2013-11-16

How many languages is that?


Serbo-Croat? Serbian? Croatian? Bosnian? Montenegrin? How many languages is that?  Saying that there are four languages, or that there is one, are both oversimplifications. Here's an approximation of the whole truth:

 In the linguist's sense, there is just a single language, a South Slavic dialect continuum with a dozen or more dialects and  four standardized forms. However, Standard Serbo-Croat, which prevailed until 1989, was never a single standard.  Rather, it was a fusion of two existing standards, an agreement that Standard Croatian and Standard Serbian (both of which already existed) would be treated as equally acceptable for all purposes. In this way it is like the position of Standard Bokmål and Standard Nynorsk in Norway, and like what would be the case if British society decided to accept Standard American English as a written standard with a status equal to Standard British English, or vice versa. It is that agreement which came apart when Yugoslavia did, and it has been followed by the creation of a third standard for Bosnian and a fourth one for Montenegrin.
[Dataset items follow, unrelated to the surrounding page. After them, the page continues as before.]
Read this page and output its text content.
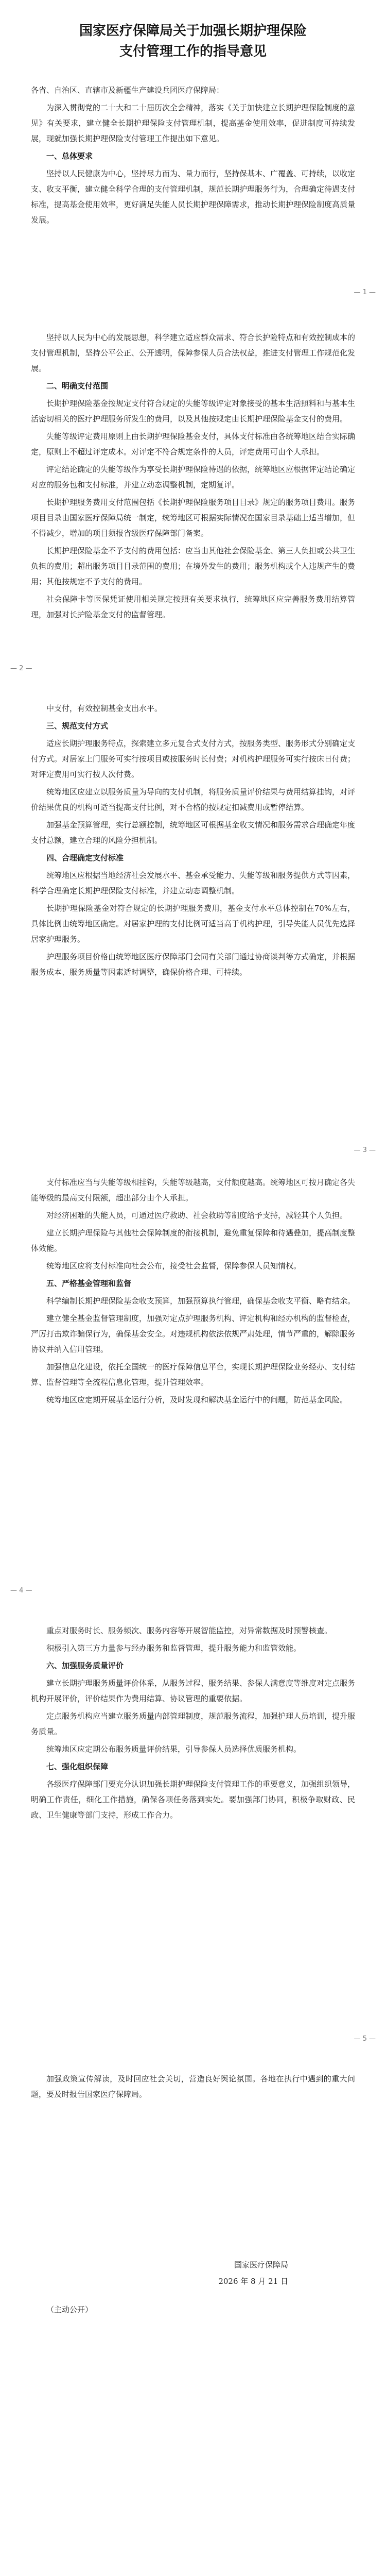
国家医疗保障局关于加强长期护理保险
支付管理工作的指导意见
各省、自治区、直辖市及新疆生产建设兵团医疗保障局：

为深入贯彻党的二十大和二十届历次全会精神，落实《关于加快建立长期护理保险制度的意见》有关要求，建立健全长期护理保险支付管理机制，提高基金使用效率，促进制度可持续发展，现就加强长期护理保险支付管理工作提出如下意见。

一、总体要求

坚持以人民健康为中心，坚持尽力而为、量力而行，坚持保基本、广覆盖、可持续，以收定支、收支平衡，建立健全科学合理的支付管理机制，规范长期护理服务行为，合理确定待遇支付标准，提高基金使用效率，更好满足失能人员长期护理保障需求，推动长期护理保险制度高质量发展。

— 1 —

坚持以人民为中心的发展思想，科学建立适应群众需求、符合长护险特点和有效控制成本的支付管理机制，坚持公平公正、公开透明，保障参保人员合法权益，推进支付管理工作规范化发展。

二、明确支付范围

长期护理保险基金按规定支付符合规定的失能等级评定对象接受的基本生活照料和与基本生活密切相关的医疗护理服务所发生的费用，以及其他按规定由长期护理保险基金支付的费用。

失能等级评定费用原则上由长期护理保险基金支付，具体支付标准由各统筹地区结合实际确定，原则上不超过评定成本。对评定不符合规定条件的人员，评定费用可由个人承担。

评定结论确定的失能等级作为享受长期护理保险待遇的依据，统筹地区应根据评定结论确定对应的服务包和支付标准，并建立动态调整机制，定期复评。

长期护理服务费用支付范围包括《长期护理保险服务项目目录》规定的服务项目费用。服务项目目录由国家医疗保障局统一制定，统筹地区可根据实际情况在国家目录基础上适当增加，但不得减少，增加的项目须报省级医疗保障部门备案。

长期护理保险基金不予支付的费用包括：应当由其他社会保险基金、第三人负担或公共卫生负担的费用；超出服务项目目录范围的费用；在境外发生的费用；服务机构或个人违规产生的费用；其他按规定不予支付的费用。

社会保障卡等医保凭证使用相关规定按照有关要求执行，统筹地区应完善服务费用结算管理，加强对长护险基金支付的监督管理。

— 2 —

中支付，有效控制基金支出水平。

三、规范支付方式

适应长期护理服务特点，探索建立多元复合式支付方式，按服务类型、服务形式分别确定支付方式。对居家上门服务可实行按项目或按服务时长付费；对机构护理服务可实行按床日付费；对评定费用可实行按人次付费。

统筹地区应建立以服务质量为导向的支付机制，将服务质量评价结果与费用结算挂钩，对评价结果优良的机构可适当提高支付比例，对不合格的按规定扣减费用或暂停结算。

加强基金预算管理，实行总额控制，统筹地区可根据基金收支情况和服务需求合理确定年度支付总额，建立合理的风险分担机制。

四、合理确定支付标准

统筹地区应根据当地经济社会发展水平、基金承受能力、失能等级和服务提供方式等因素，科学合理确定长期护理保险支付标准，并建立动态调整机制。

长期护理保险基金对符合规定的长期护理服务费用，基金支付水平总体控制在70%左右，具体比例由统筹地区确定。对居家护理的支付比例可适当高于机构护理，引导失能人员优先选择居家护理服务。

护理服务项目价格由统筹地区医疗保障部门会同有关部门通过协商谈判等方式确定，并根据服务成本、服务质量等因素适时调整，确保价格合理、可持续。

— 3 —

支付标准应当与失能等级相挂钩，失能等级越高，支付额度越高。统筹地区可按月确定各失能等级的最高支付限额，超出部分由个人承担。

对经济困难的失能人员，可通过医疗救助、社会救助等制度给予支持，减轻其个人负担。

建立长期护理保险与其他社会保障制度的衔接机制，避免重复保障和待遇叠加，提高制度整体效能。

统筹地区应将支付标准向社会公布，接受社会监督，保障参保人员知情权。

五、严格基金管理和监督

科学编制长期护理保险基金收支预算，加强预算执行管理，确保基金收支平衡、略有结余。

建立健全基金监督管理制度，加强对定点护理服务机构、评定机构和经办机构的监督检查，严厉打击欺诈骗保行为，确保基金安全。对违规机构依法依规严肃处理，情节严重的，解除服务协议并纳入信用管理。

加强信息化建设，依托全国统一的医疗保障信息平台，实现长期护理保险业务经办、支付结算、监督管理等全流程信息化管理，提升管理效率。

统筹地区应定期开展基金运行分析，及时发现和解决基金运行中的问题，防范基金风险。

— 4 —

重点对服务时长、服务频次、服务内容等开展智能监控，对异常数据及时预警核查。

积极引入第三方力量参与经办服务和监督管理，提升服务能力和监管效能。

六、加强服务质量评价

建立长期护理服务质量评价体系，从服务过程、服务结果、参保人满意度等维度对定点服务机构开展评价，评价结果作为费用结算、协议管理的重要依据。

定点服务机构应当建立服务质量内部管理制度，规范服务流程，加强护理人员培训，提升服务质量。

统筹地区应定期公布服务质量评价结果，引导参保人员选择优质服务机构。

七、强化组织保障

各级医疗保障部门要充分认识加强长期护理保险支付管理工作的重要意义，加强组织领导，明确工作责任，细化工作措施，确保各项任务落到实处。要加强部门协同，积极争取财政、民政、卫生健康等部门支持，形成工作合力。

— 5 —

加强政策宣传解读，及时回应社会关切，营造良好舆论氛围。各地在执行中遇到的重大问题，要及时报告国家医疗保障局。

国家医疗保障局
2026 年 8 月 21 日
（主动公开）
All four standard languages are founded on the historic dialect of Eastern Hercegovina, an instance of the neo-Štokavian macro-dialect which is now the most widely spoken variety of naš jezik 'our language', as it is politely called, in the whole of the former Yugoslavia. (Macro-dialects are conventionally labeled by the word they use for 'what?' — in this case, što.) They differ roughly as follows:

  • Standard Croatian employs exclusively Ijekavian forms (that is, the descendant of historic jat vowels is ije), admits influences from the Chakavian and Kajkavian macro-dialects, is relatively hostile to Western loanwords and does not normally respell the ones it accepts, and is written exclusively in the Latin script.

  • Standard Serbian allows either Ijekavian or Ekavian forms, has no such influences from the other macro-dialects, is relatively friendly to Western loanwords and respells the ones it accepts to match Serbian pronunciation conventions, and is written with equal acceptability in the Latin and Cyrillic scripts.

  • Standard Bosnian is close to Standard Serbian, has some influences from the palaeo-Shtokavian macro-dialect, is exclusively Ijekavian, and uses the Latin script only.

  • Standard Montenegrin is even closer to Standard Serbian, but it uses the Latin script only and is exclusively Ijekavian.

There are also many differences in vocabulary, on about the same scale as the differences between British and American English.

My understanding is essentially dependent on the work of Miro Kačić, the Croatian linguist (in both senses of that term). While highly respected, Kačić's work is of course controversial, like everything else about the language he worked on.